One Example of SCE
(Sold Conditionally with Excape Clause)
I am selling my property. If I accept an offer that is conditional on the buyer selling their home, can I still consider other offers?
This is an interesting and important question that both buyers and sellers should discuss with their salespersons to fully understand before entering negotiations.
By and large, a conditional offer is one that is contingent upon the buyer and/or seller fulfilling certain terms or performing certain actions, typically within a set period of time. If a conditional offer is accepted, it becomes a conditional agreement of purchase and sale.
If the conditions in the conditional agreement are waived, fulfilled or met, then the conditional agreement becomes a firm and binding agreement. At that point in time, generally speaking, both the buyer and seller are obligated to complete the transaction.

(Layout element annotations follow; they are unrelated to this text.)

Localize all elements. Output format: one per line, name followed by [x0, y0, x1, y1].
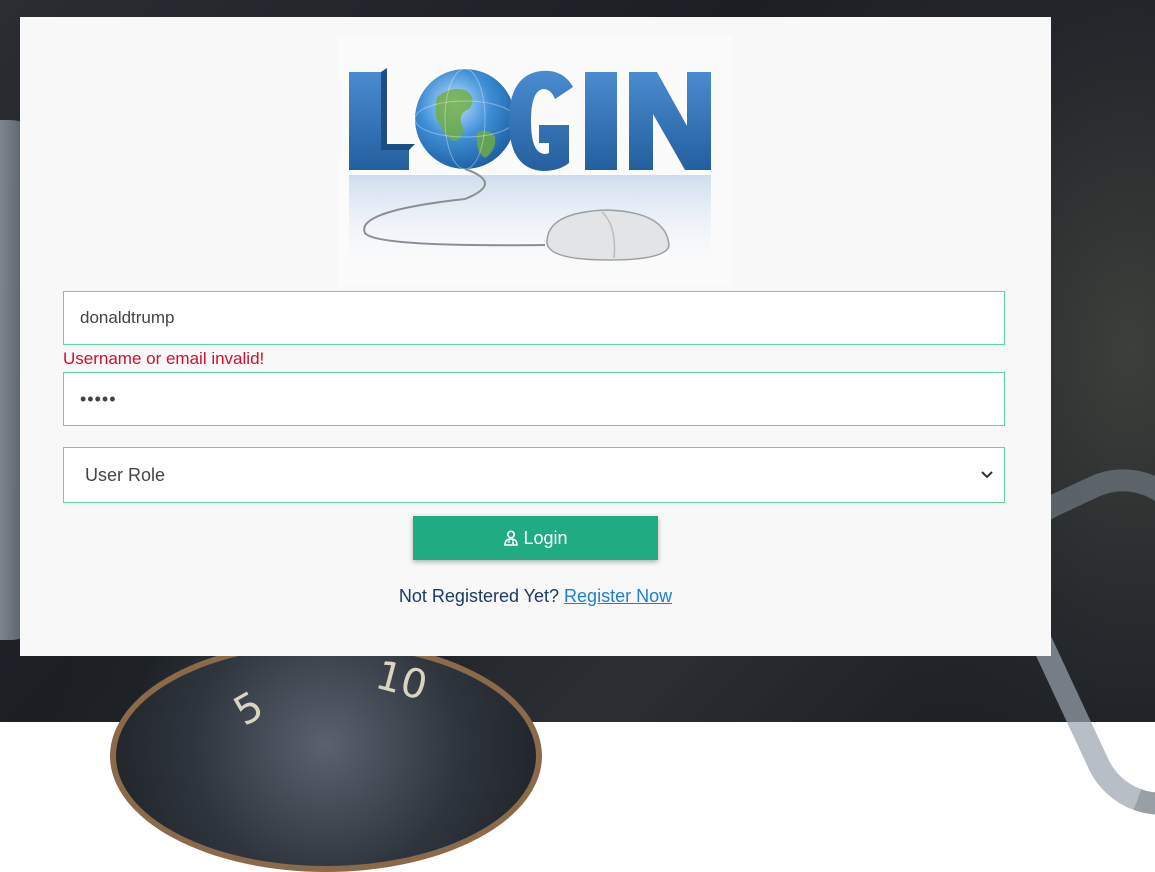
login-logo [337, 37, 732, 287]
username-error-message: Username or email invalid! [63, 349, 265, 368]
background-lock-dial: 10 5 [110, 640, 542, 872]
register-prompt-text: Not Registered Yet? [398, 586, 560, 606]
user-role-select-value: User Role [85, 465, 166, 485]
username-input[interactable] [63, 291, 1005, 345]
password-input[interactable] [63, 372, 1005, 426]
chevron-down-icon [981, 471, 993, 479]
register-prompt: Not Registered Yet? Register Now [20, 586, 1051, 607]
register-now-link[interactable]: Register Now [564, 586, 672, 606]
user-role-select[interactable]: User Role [63, 447, 1005, 503]
login-button-label: Login [523, 527, 568, 548]
login-button[interactable]: Login [413, 516, 658, 560]
user-doctor-icon [504, 530, 519, 546]
login-card: Username or email invalid! User Role Log… [20, 17, 1051, 656]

If you would like to accept an offer that is conditional on the buyer selling their existing home, but would still like to consider other offers, there may be options available to you. I recommend that you discuss all of the options available to you, along with the benefits and risks, with your real estate salesperson.
One such option may be the inclusion of an escape clause to help ensure that a buyer behind a conditional offer knows the property will still be marketed to other potential buyers. This strategy provides the original buyer the opportunity to waive or fulfil their conditions and make their agreement firm — or condition-free — before an offer from a new buyer can be accepted.
Typically, an escape clause would require the seller to notify the first buyer, in writing, by way of written notice, that there is a second agreement to sell the property to another buyer, and that they have a set period of time — 48 hours, for example — to waive or fulfil the conditions in their agreement, or to walk away from the purchase.
If the first buyer is unable to sell their home, or is unable or unwilling to waive the condition, then the original agreement becomes null and void. It is best to get this confirmed, in writing, by the first buyer. This provides a record of a mutual agreement that the conditional agreement is null and void, and the first buyer’s deposit can be returned.